Jeremiah loves to find debates where the traditional right and left are both wrong, and economics is a good place to look. The right has “hard money” pundits like Larry Kudlow, who bash Chairman Bernanke for devaluing our cherished greenback. We have never had a strong economy without a strong dollar, he says, confusing cause with correlation.
The paths were straight, the bridges were strong … everything bore an impress of tidiness and good management.
On the left, we have people begging the Fed for easy money to shore up the stock market (?) and create jobs. They seem to believe that inflating asset prices will stimulate the economy.
Here again, a rising market would be an effect – not a cause – of a strong real economy.
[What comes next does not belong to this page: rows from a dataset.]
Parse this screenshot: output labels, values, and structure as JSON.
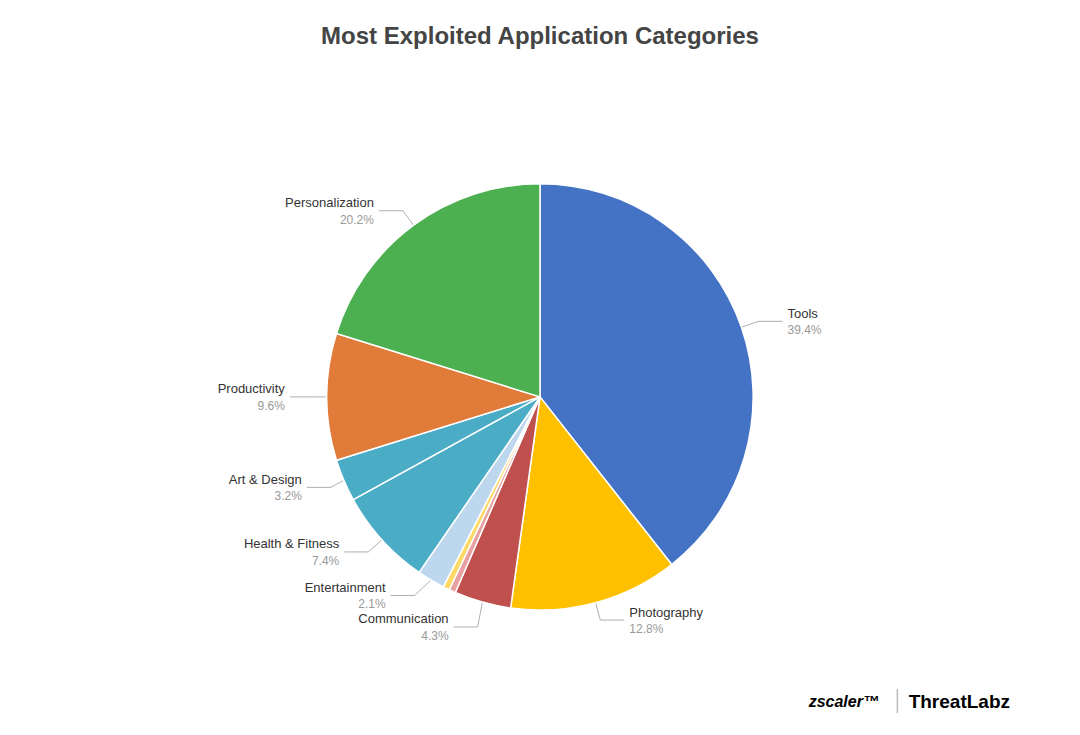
{
  "chart_data": {
    "type": "pie",
    "title": "Most Exploited Application Categories",
    "categories": [
      "Tools",
      "Photography",
      "Communication",
      null,
      null,
      "Entertainment",
      "Health & Fitness",
      "Art & Design",
      "Productivity",
      "Personalization"
    ],
    "values": [
      39.4,
      12.8,
      4.3,
      0.5,
      0.5,
      2.1,
      7.4,
      3.2,
      9.6,
      20.2
    ],
    "value_labels": [
      "39.4%",
      "12.8%",
      "4.3%",
      null,
      null,
      "2.1%",
      "7.4%",
      "3.2%",
      "9.6%",
      "20.2%"
    ],
    "colors": [
      "#4472C4",
      "#FFC000",
      "#C0504D",
      "#E8A0A0",
      "#FFD966",
      "#BDD7EE",
      "#4BACC6",
      "#4BACC6",
      "#E07B39",
      "#4CAF50"
    ],
    "data_labels": true,
    "annotations": [
      "zscaler™",
      "ThreatLabz"
    ]
  }
}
This may be hard to grasp because the market is a leading indicator. It can rally months ahead of a pickup in earnings, but the economy is still the driver.
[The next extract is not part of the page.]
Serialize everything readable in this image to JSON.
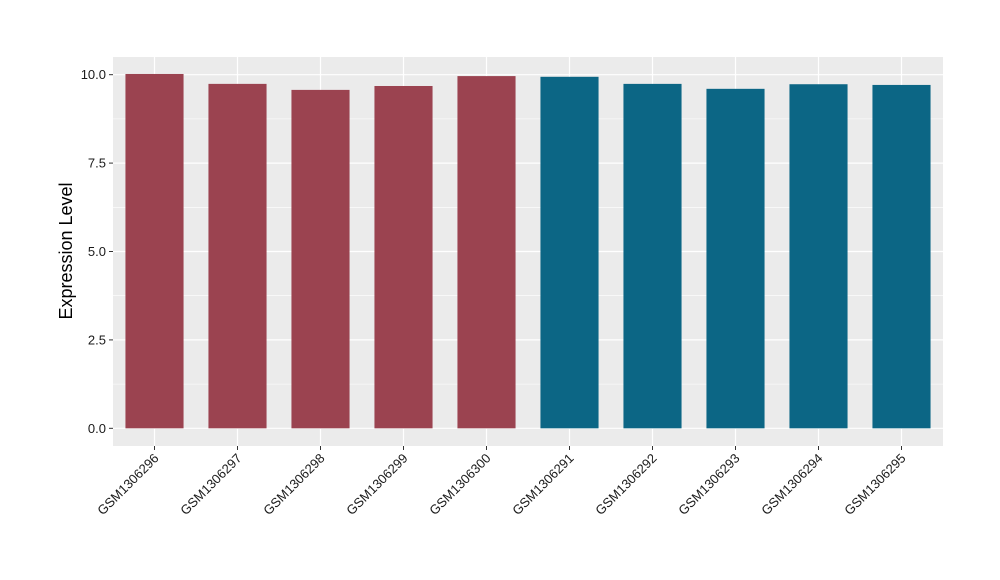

The other thing wrong with this argument is that, while the Fed has a mandate to try and control unemployment, it does not have a mandate to pump up the stock market.
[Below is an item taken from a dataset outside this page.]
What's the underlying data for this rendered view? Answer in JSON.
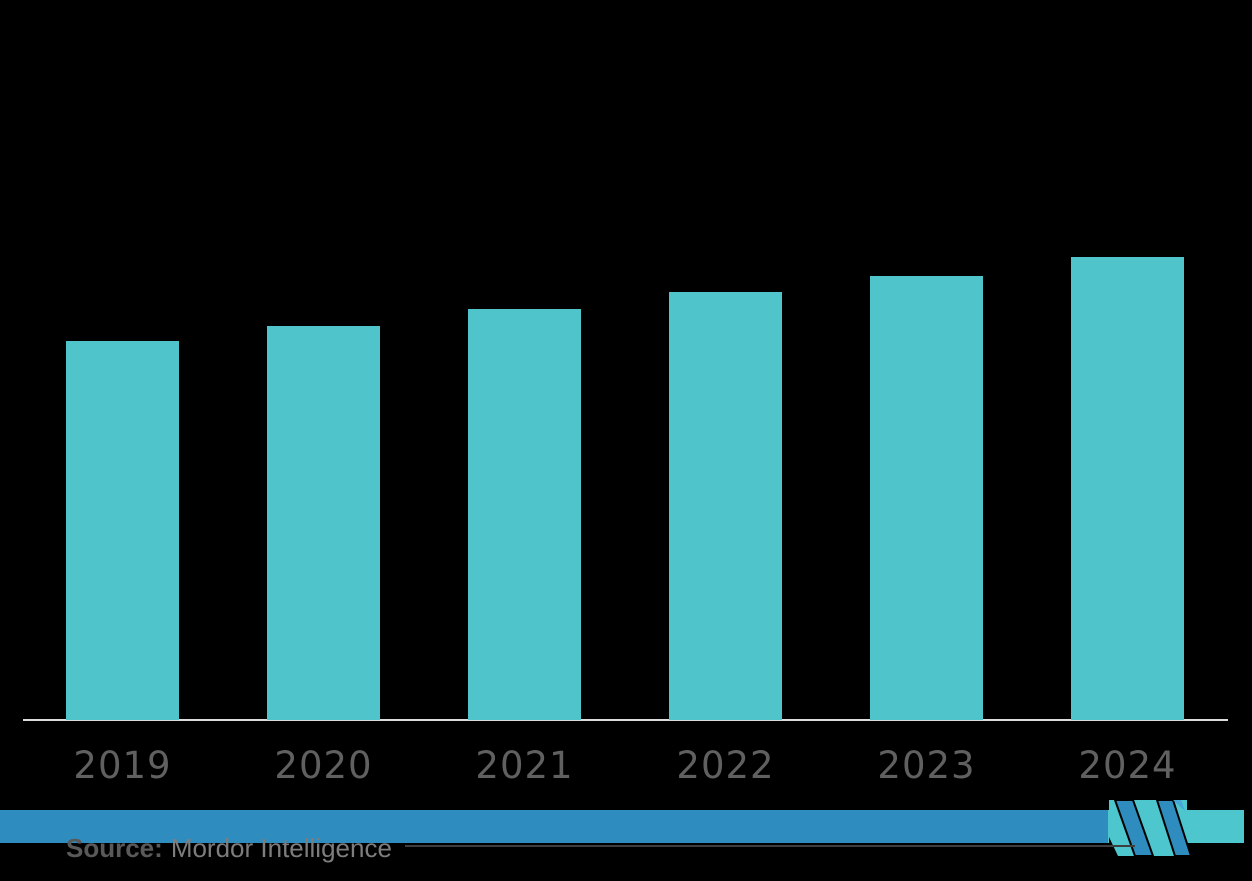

The dollar and the stock market will both go up when the economy recovers. Devaluing the dollar, as Bernanke has already done, can give a boost to exports and investment – but the boost is temporary.
So, if monetary policy is out, what can the government do to stimulate the economy? Well, the idea of “stimulus” is flawed. Economic growth depends on savings and investment, exports, a skilled and mobile labor force, and balanced budgets. All the government can do is keep its own house in order, and not impose undue burdens on business.
There is no magic, only – as Tolstoy put it – good management.